My buddy Dan asked me the other day, and I paraphrase, "How many of these albums that you're critiquing are you actually buying, because I've spent at least 50 bucks on music in the past month, and I don't know if I can keep it up. I'm enjoying it though."
The answer --- almost all of it. As I have aged (shut up, you're young too), art has become more important to me, and supporting it has become more important to me. What a lot of people don't understand, is that I don't buy music to put artists in fancy cars --- I do it to encourage the artists to make a next album. Say you're in a band and you release an album. You press 100,000 copies of the thing, and 37 copies sell. Are you going to make a next album? Nope, because you're going to be too busy
flipping burgers to pay off the 99,963 albums you pressed and didn't sell.
The only way to get a next album, a tour, a new single, whatever out of an artist you love, is to
buy their album right now. Putting their name in your Facebook profile under "Favorite Music" or telling your friends that you give them "
mad props" isn't going to be enough to encourage them. I have tried to pay my rent with mad props before --- not recommended.
Think of an album like this --- ~5 guys work on it for 2 years. How much dough do you pull in in a year? Multiply that by 5, then multiply that by 2 (also known as multiplying by 10, but my sister reads this blog and I didn't want to confuse her) and write the number down on a piece of paper. The part of the work that they sell to the consumer, you, costs $9.99. For something 5 people (usually twice that, production) worked on for 2 years. Think about it,
think think about it.
I have a buck or two to spare, and when I think about what's important to me, music ranks in the top 10. When you think about how much money it is, try and compare it to something you spend just as much money on but don't love --- e.g. toll roads or dry-cleaning. What are you going to remember 5 years from now?

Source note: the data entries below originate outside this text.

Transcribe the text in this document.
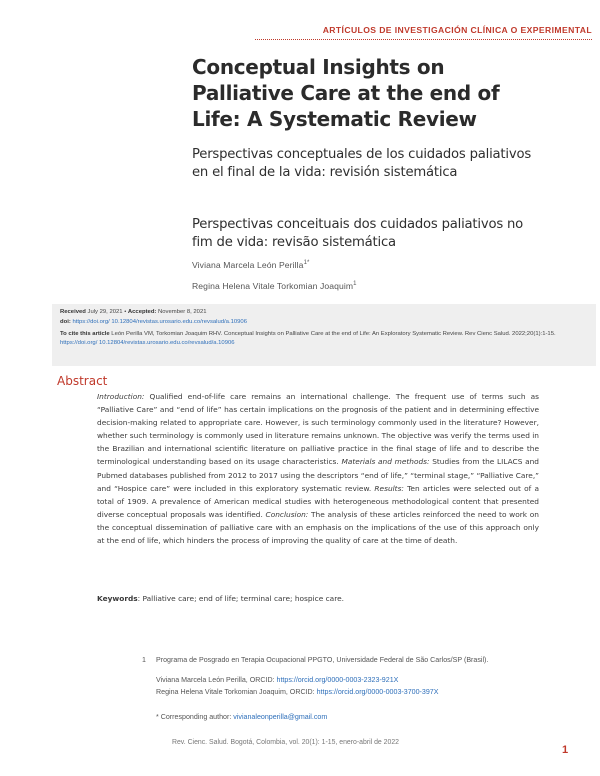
ARTÍCULOS DE INVESTIGACIÓN CLÍNICA O EXPERIMENTAL
Conceptual Insights on Palliative Care at the end of Life: A Systematic Review

Perspectivas conceptuales de los cuidados paliativos en el final de la vida: revisión sistemática

Perspectivas conceituais dos cuidados paliativos no fim de vida: revisão sistemática

Viviana Marcela León Perilla$^{1*}$
Regina Helena Vitale Torkomian Joaquim$^1$
Received July 29, 2021 • Accepted: November 8, 2021
doi: https://doi.org/ 10.12804/revistas.urosario.edu.co/revsalud/a.10906
To cite this article León Perilla VM, Torkomian Joaquim RHV. Conceptual Insights on Palliative Care at the end of Life: An Exploratory Systematic Review. Rev Cienc Salud. 2022;20(1):1-15. https://doi.org/ 10.12804/revistas.urosario.edu.co/revsalud/a.10906
Abstract

Introduction: Qualified end-of-life care remains an international challenge. The frequent use of terms such as “Palliative Care” and “end of life” has certain implications on the prognosis of the patient and in determining effective decision-making related to appropriate care. However, is such terminology commonly used in the literature? However, whether such terminology is commonly used in literature remains unknown. The objective was verify the terms used in the Brazilian and international scientific literature on palliative practice in the final stage of life and to describe the terminological understanding based on its usage characteristics. Materials and methods: Studies from the LILACS and Pubmed databases published from 2012 to 2017 using the descriptors “end of life,” “terminal stage,” “Palliative Care,” and “Hospice care” were included in this exploratory systematic review. Results: Ten articles were selected out of a total of 1909. A prevalence of American medical studies with heterogeneous methodological content that presented diverse conceptual proposals was identified. Conclusion: The analysis of these articles reinforced the need to work on the conceptual dissemination of palliative care with an emphasis on the implications of the use of this approach only at the end of life, which hinders the process of improving the quality of care at the time of death.

Keywords: Palliative care; end of life; terminal care; hospice care.
1 Programa de Posgrado en Terapia Ocupacional PPGTO, Universidade Federal de São Carlos/SP (Brasil).
Viviana Marcela León Perilla, ORCID: https://orcid.org/0000-0003-2323-921X
Regina Helena Vitale Torkomian Joaquim, ORCID: https://orcid.org/0000-0003-3700-397X
* Corresponding author: vivianaleonperilla@gmail.com
Rev. Cienc. Salud. Bogotá, Colombia, vol. 20(1): 1-15, enero-abril de 2022
1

Also, artists change over time --- imagine if Aerosmith had called it quits after "Toys in the Attic," before you were born. The most exciting thing about music to me is the dynamicism (please don't Google that, I used it improperly) --- how subject matter changes and how the writing changes --- how many times have you seen an artist come out with a head-bobbin' album full of love songs, then drop a brooding masterpiece of break-up songs 2 years later? I've seen it a lot, and I love it. You get the point --- [/soapbox].